Эти бездельные двое фланировали пока рядом с Луи, выставленным на обозрение, словно раритетная фарфоровая ваза, которую сейчас показательно огреют кувалдой. Просто прохаживались по эшафоту, ибо топ-топ на него с обычным скрипом каждой придавленной обреченной стопой ступени уже был позади, а сама казнь – ещё впереди. На предмет же поведения в минуты между тем и этим в специальной литературе рецептов не сыскалось. Впрочем, как и на предмет междуцарствий. Жаль. Торжественность таких пауз ощущается и требует украсить себя жестом, игрой желваками или изломом брови, а может и художественным свистом.
Ждали одного.

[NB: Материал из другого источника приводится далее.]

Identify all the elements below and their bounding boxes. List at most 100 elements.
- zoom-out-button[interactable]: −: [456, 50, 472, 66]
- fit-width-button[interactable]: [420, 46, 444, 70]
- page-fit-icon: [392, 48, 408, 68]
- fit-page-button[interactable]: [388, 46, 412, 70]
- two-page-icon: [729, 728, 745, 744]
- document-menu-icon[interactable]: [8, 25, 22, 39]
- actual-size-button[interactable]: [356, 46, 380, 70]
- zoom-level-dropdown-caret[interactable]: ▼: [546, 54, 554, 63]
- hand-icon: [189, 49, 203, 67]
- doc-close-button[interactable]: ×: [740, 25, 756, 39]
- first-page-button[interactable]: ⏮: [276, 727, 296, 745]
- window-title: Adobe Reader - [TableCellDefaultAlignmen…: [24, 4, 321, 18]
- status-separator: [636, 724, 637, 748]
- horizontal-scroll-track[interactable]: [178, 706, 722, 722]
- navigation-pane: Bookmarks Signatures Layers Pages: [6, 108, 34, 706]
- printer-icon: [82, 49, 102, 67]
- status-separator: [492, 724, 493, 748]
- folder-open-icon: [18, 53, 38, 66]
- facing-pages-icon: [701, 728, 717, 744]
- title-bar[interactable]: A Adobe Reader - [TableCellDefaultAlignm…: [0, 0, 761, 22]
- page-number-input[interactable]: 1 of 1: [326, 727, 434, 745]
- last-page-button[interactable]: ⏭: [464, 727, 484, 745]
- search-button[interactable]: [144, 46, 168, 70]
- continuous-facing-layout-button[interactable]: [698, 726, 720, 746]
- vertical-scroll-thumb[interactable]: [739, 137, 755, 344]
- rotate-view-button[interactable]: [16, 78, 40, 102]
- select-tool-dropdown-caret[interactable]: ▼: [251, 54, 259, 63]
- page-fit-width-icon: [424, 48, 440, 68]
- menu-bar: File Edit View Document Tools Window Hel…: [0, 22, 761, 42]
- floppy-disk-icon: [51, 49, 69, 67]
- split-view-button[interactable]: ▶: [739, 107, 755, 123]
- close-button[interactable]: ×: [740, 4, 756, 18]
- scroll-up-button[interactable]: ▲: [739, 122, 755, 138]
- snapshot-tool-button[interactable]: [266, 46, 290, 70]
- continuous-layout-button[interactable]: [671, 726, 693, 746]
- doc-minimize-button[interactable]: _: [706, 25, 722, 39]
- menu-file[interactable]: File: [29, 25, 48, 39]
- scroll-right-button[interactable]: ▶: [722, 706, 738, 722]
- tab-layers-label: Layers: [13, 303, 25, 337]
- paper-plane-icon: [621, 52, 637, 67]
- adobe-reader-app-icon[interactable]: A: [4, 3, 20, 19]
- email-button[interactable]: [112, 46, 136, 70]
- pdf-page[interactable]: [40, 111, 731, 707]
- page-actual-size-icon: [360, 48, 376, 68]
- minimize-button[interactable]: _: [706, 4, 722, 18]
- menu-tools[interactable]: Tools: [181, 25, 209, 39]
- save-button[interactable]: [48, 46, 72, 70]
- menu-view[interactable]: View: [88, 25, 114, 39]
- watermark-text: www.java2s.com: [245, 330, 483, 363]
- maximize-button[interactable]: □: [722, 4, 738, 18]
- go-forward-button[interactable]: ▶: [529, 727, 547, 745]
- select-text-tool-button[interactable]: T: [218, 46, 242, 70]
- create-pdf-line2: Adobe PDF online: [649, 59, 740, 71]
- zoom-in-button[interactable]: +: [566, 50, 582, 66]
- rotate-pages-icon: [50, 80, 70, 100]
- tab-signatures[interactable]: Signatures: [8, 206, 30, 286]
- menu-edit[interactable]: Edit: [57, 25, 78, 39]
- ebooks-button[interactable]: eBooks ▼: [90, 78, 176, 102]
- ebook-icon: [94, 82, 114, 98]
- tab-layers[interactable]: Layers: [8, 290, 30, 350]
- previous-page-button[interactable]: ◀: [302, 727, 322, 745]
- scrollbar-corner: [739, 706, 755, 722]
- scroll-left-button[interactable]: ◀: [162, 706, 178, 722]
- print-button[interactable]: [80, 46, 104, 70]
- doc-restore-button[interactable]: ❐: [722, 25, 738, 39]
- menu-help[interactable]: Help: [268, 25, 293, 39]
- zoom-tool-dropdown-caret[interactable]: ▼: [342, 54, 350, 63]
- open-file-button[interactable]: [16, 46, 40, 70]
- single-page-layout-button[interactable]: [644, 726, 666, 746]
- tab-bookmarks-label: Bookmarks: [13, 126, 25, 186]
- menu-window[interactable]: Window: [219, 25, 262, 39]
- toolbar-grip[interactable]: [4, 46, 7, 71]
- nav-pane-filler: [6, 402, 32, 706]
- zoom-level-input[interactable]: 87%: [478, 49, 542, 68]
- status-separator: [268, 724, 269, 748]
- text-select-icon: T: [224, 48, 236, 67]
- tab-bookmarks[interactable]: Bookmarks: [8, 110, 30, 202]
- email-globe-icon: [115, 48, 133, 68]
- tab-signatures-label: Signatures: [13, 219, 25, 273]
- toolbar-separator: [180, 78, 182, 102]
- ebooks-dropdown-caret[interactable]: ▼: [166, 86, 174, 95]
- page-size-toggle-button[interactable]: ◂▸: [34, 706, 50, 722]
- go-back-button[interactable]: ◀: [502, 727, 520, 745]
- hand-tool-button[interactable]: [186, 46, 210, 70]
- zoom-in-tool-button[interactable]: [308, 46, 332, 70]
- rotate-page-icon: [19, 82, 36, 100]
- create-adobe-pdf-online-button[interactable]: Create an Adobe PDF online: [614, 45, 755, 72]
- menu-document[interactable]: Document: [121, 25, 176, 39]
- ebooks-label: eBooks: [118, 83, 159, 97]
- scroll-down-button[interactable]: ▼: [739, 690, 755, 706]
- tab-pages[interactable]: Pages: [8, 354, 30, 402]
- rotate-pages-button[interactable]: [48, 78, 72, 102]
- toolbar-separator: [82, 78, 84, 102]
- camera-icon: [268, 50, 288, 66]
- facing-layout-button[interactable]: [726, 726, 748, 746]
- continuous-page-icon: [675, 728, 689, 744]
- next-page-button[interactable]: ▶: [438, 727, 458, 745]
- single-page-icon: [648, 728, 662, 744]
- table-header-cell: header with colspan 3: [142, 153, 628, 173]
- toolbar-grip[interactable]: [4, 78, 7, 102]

Когда герцог Карл усидится в своём кресле и даст знак зажатой в кулаке перчаткой, сшитой, кстати, из той же материи, какая обычно идет на театральные занавеси.
И довольно скоро дождались.
– Этот человек приговаривается к повешению законом Божеским и людским, а также волею герцога, – с места в карьер пустился герольд, – …ибо свершил он государственную измену…

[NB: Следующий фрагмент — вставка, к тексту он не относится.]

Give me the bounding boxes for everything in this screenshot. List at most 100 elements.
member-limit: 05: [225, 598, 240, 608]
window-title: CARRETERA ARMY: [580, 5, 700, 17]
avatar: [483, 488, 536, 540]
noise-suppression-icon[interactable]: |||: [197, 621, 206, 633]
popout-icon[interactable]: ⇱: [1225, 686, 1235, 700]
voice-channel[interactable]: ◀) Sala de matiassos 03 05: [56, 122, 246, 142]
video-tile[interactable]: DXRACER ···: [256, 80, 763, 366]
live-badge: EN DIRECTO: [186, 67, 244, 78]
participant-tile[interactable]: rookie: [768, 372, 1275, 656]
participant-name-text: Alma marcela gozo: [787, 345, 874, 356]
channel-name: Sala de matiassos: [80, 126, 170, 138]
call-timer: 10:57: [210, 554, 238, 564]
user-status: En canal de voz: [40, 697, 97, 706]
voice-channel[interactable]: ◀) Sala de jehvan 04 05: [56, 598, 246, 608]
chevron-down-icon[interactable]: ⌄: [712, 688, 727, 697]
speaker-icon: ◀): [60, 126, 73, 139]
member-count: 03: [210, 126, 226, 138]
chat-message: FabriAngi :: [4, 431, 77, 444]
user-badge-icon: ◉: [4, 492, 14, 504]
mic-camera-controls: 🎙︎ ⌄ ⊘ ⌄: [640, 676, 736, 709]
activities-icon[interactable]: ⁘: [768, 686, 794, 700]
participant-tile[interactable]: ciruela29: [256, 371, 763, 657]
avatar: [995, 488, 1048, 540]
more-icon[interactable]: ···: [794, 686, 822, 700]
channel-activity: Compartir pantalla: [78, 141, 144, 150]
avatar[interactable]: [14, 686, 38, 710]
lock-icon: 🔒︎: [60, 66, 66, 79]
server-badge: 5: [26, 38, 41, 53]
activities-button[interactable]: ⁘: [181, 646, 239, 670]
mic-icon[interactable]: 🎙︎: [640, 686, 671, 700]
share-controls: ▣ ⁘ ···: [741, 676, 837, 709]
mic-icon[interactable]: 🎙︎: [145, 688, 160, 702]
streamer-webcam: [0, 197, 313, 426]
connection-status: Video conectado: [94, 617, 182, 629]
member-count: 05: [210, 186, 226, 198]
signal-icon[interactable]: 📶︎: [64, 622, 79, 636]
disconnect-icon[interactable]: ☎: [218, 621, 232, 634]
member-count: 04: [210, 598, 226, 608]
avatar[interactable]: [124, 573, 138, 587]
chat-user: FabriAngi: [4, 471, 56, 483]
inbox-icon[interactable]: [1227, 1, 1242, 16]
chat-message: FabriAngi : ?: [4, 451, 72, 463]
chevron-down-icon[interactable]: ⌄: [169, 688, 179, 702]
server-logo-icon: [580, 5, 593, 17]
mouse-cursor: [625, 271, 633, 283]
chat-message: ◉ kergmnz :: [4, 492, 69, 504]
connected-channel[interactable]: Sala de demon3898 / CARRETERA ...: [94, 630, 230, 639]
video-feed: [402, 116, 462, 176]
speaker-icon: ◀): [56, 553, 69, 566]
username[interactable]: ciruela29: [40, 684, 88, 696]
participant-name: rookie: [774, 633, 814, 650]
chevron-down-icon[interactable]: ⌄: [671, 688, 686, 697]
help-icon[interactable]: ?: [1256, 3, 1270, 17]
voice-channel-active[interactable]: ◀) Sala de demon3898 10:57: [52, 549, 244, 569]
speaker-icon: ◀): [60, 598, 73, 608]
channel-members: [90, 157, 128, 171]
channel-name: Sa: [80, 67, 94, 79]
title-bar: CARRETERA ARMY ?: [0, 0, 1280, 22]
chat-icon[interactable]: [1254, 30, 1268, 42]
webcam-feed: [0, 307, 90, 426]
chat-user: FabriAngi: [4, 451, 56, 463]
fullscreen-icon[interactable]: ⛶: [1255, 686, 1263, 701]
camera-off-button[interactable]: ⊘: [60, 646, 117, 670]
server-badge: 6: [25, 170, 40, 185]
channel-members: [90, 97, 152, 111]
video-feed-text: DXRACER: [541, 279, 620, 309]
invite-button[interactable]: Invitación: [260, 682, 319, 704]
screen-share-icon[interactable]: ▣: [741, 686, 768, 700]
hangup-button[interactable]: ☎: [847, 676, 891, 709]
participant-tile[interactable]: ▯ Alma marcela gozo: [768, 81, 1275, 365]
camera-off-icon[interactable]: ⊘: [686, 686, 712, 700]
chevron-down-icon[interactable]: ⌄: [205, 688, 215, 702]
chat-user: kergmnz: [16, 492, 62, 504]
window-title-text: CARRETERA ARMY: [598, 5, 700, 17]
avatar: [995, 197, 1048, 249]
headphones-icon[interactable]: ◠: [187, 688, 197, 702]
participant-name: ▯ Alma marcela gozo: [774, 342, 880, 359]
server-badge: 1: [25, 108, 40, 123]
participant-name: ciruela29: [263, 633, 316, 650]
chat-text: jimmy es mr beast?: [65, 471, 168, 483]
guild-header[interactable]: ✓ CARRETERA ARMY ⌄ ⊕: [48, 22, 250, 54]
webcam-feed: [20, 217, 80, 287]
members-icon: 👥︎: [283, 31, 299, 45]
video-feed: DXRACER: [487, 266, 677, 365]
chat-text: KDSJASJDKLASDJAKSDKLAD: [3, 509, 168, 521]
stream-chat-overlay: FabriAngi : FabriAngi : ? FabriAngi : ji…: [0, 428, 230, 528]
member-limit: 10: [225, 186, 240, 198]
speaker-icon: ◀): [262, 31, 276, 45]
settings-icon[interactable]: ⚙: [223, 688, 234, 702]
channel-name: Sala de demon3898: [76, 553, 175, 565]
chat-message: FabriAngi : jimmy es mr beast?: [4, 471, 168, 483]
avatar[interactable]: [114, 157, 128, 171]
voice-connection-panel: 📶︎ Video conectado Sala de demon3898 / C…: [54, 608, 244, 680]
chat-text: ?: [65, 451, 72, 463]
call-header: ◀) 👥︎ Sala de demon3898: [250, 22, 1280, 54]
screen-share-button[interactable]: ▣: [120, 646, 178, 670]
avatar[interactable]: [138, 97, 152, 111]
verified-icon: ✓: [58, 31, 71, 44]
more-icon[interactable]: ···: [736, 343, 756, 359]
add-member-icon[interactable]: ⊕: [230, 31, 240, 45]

«Аминь» – смолчал Луи. Ему было зябко и как-то леностно. Пожалуй, кладбищенской торжественности момента он не ощущал вовсе. Так временами не ощущаешь себя фаллосом праздника на собственном дне рождения, так не чувствуешь легкокрылого присутствия за правым плечом в День своего Ангела. Не чувствуешь, пожалуй, оттого, что в глубине слова «взаправду» уже давно и крепко уверен в том, что всё так, всё правильно. Так, как и должно быть.
– …Каковое повешение прямо сейчас и состоится, – докатился-таки, дорокотал до конца тираду герольд и уставился на Карла, угнездившегося, как то приличествует птицам высокого полета и не можется дирижерам, на самой верхотуре.
Луи прошелся, словно тряпка для влажной уборки, по людским макушкам ничего определенного не выражающим взглядом. Собрал, так сказать, пыль.
Сообразив, что сейчас снова-таки его ход, Карл посмотрел на Изабеллу. В то утро она удивительно смахивала на фаянсовую свинью-копилку. Тем, например, что вся её расписная, оптическая видимость блекла в сравнении с тем, что сохранялось нетронутым внутри, в полом пищеводе её естества, невозбранным, целомудренным и невидимым. Сохранялось до исповеди или до откровения в новом алькове с новым Луи. Посмотрел, не высмотрел ничего, взмахнул перчаткой. Дескать, добавить нечего.
Луи украдкой полоснул взглядом по профилю герольда. «Что, уже?» Он отлично знал этого придурка. Сей глас правосудия вдохновенными вечерами кропал эссе о назначении мирской любви (термин господина герольда), каковая не должна осваивать фрикционный ритм и принимать порноформы любви плотской. В первую очередь из соображений демографических, поскольку если посмотреть, сколько… и так далее.
Господин герольд был страстным, но невезучим игроком в фанты. А ещё – тайным воздыхателем одной конопатой фройляйн, которую он стеснялся даже попросить о том, что Луи всегда выдавали без очереди. Ну да ладно.